Von Thomas Seifert aus Kiew

Politik
Szenen am Maidan: Die Sängerin Olja Titova singt Revolutionslieder, die Nationalfarben Gelb und Blau dominieren.
© T. Seifert

Aktivisten des Kiewer Maidan erhoffen eine Normalisierung ihres Landes.

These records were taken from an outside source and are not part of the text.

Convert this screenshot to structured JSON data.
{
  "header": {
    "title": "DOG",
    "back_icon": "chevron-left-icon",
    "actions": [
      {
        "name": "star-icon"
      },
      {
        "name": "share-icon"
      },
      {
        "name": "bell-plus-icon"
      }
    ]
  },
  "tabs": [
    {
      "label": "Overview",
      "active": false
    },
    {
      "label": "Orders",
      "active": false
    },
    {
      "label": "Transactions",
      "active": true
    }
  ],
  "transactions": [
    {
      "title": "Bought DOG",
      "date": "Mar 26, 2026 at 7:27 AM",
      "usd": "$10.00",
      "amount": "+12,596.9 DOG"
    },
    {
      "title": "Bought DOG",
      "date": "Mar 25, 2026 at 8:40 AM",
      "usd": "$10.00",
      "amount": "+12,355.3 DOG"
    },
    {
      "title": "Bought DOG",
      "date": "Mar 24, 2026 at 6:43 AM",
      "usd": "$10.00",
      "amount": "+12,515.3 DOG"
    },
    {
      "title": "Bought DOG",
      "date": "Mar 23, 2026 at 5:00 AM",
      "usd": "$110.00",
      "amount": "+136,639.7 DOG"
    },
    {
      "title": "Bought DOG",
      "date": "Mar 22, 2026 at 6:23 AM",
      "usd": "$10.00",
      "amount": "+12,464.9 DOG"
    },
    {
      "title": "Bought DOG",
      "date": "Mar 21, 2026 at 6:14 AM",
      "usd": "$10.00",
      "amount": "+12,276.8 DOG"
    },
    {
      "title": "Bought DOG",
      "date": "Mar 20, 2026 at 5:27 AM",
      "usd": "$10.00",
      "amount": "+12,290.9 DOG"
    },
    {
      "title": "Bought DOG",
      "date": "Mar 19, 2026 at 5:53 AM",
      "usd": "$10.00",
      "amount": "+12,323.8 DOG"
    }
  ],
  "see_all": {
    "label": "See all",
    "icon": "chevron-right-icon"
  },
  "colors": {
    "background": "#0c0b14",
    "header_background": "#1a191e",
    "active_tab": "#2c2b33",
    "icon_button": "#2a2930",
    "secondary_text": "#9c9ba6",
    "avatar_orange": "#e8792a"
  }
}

Kiew. "Mein Haar riecht noch nach dem Rauch der Revolution", singt die Sängerin, Schauspielerin, Aktivistin und Lebenskünstlerin Olja Titova. Sie steht mit ihrer Country-Gitarre am Kiewer Maidan vor einem Stapel Autoreifen, sieht in ihrem Camouflage-Outfit und mit ihren in den ukrainischen Landesfarben Gelb und Blau zusammengebunden Haaren aus wie eine erwachsen gewordene Pippi Langstrumpf, die bereit ist, singend und trällernd in den Krieg zu ziehen. Olja Titova kommt aus Odessa, ihre Muttersprache ist Russisch, ihr ethnischer Hintergrund ebenso. Aber die 38-Jährige ist überzeugte Ukrainerin, sie war von den ersten Tagen des Protests an am Maidan und hat dort "überwintert", wie sie sagt. Dies sind die Tage des Triumphs für die Maidan-Aktivisten: Am Sonntag wird in der Ukraine ein neuer Präsident gewählt, und es sieht so aus, als wären die Tage der Ukraine als russischer Satellitenstaat gezählt. Nach dem Sturz des Moskau-treuen Wiktor Janukowitsch zog der Übergangspräsident Oleksandr Turchynov in den Präsidentenpalast ein. Auf ihn wird wohl der Schokolade-Oligarch Petro Poroschenko folgen. Julia Timoschenko ist so gut wie chancenlos, erst recht, nachdem der Ex-Box-Champion Witali Klitschko das Handtuch für die Präsidentenkampagne geworfen hat und stattdessen für das Bürgermeisteramt von Kiew kandidiert und seinen Fans und Anhängern empfohlen hat, für Poroschenko zu stimmen.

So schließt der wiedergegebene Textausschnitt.